Doctors at the Komfo Anokye Teaching Hospital have begun an indefinite withdrawal of services, effective 6:00 a.m. on Saturday June 6, 2026, following the suspension of the hospital’s Chief Executive Officer. The industrial action was announced by the Komfo Anokye Doctors Association after an emergency meeting convened on June 5 to assess recent developments at the facility, and the message from the association is unambiguous. They want the suspension reversed and they want it done now.
The decision to withdraw services was unanimous among KADA members, and it did not come from nowhere. The suspension of the CEO follows a period of intense pressure on the hospital’s Emergency Department, during which management made the decision to temporarily suspend new emergency admissions and divert patients to other facilities. According to the doctors, those were not reckless decisions. They were necessary interventions to prevent avoidable deaths in a department operating well beyond its safe capacity.
The association expressed deep disappointment that measures taken by management to protect patients under extremely difficult conditions had resulted in disciplinary action against the hospital’s leadership rather than support.
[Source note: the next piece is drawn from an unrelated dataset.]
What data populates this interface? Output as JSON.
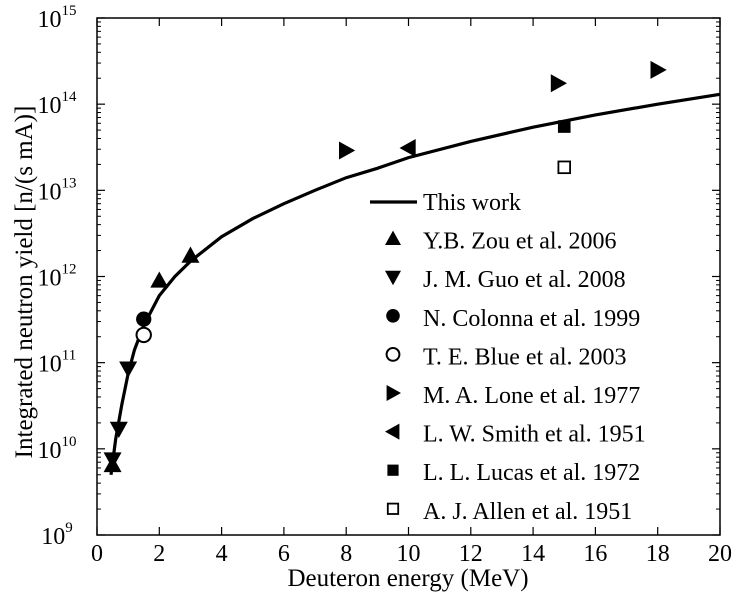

In their statement to the Chairman of the KATH Board, KADA argued that sanctioning administrators for making hard calls in a crisis sends precisely the wrong signal to the people charged with running one of Ghana’s most critical health institutions.
KATH is not an ordinary hospital. It serves as the major referral centre for Ghana’s middle and northern regions, handling cases that smaller facilities across a vast stretch of the country cannot manage. The pressures it operates under reflect longstanding systemic failures in the health sector, including inadequate infrastructure and steadily rising patient numbers that have never been matched by proportional investment. The doctors are making the point that what happened at the Emergency Department was a symptom of those deeper failures, not a failure of leadership.
Their demands go beyond the immediate question of the CEO’s suspension. KADA is calling on the KATH Board to establish clear protocols for handling situations where emergency capacity is exceeded, so that clinical leadership is never again left exposed when they make decisions designed to protect patients. They are also urging the Ministry of Health to provide concrete timelines for the operationalisation of the Sewua Hospital and Afari Military Hospital, both of which would help relieve pressure on KATH as a referral centre. A roadmap for upgrading KATH itself and other health facilities across the Ashanti Region is also among their demands.
The industrial action will remain in force until those demands are met.
Jaysonlive Analysis
The strike at KATH is a crisis within a crisis and it needs to be resolved quickly. Every hour that doctors remain away from their posts at Ghana’s second largest teaching hospital is an hour in which patients who have no other option are left without the care they need. The human cost of a prolonged industrial action at a facility of this scale is difficult to overstate.
But the doctors are not wrong about the underlying issues. Suspending a CEO for making decisions that were designed to protect patients under conditions that the system itself created is not good governance. If the leadership of a major referral centre cannot make difficult triage calls during a capacity crisis without facing disciplinary action, the chilling effect on clinical leadership across the country will be damaging and long lasting.
The Ministry of Health and the KATH Board need to move fast. Reversing the suspension, establishing the protocols KADA is asking for and providing a credible timeline for the infrastructure investments that should have happened years ago are not unreasonable demands. They are the minimum response to a situation that has been building for a long time.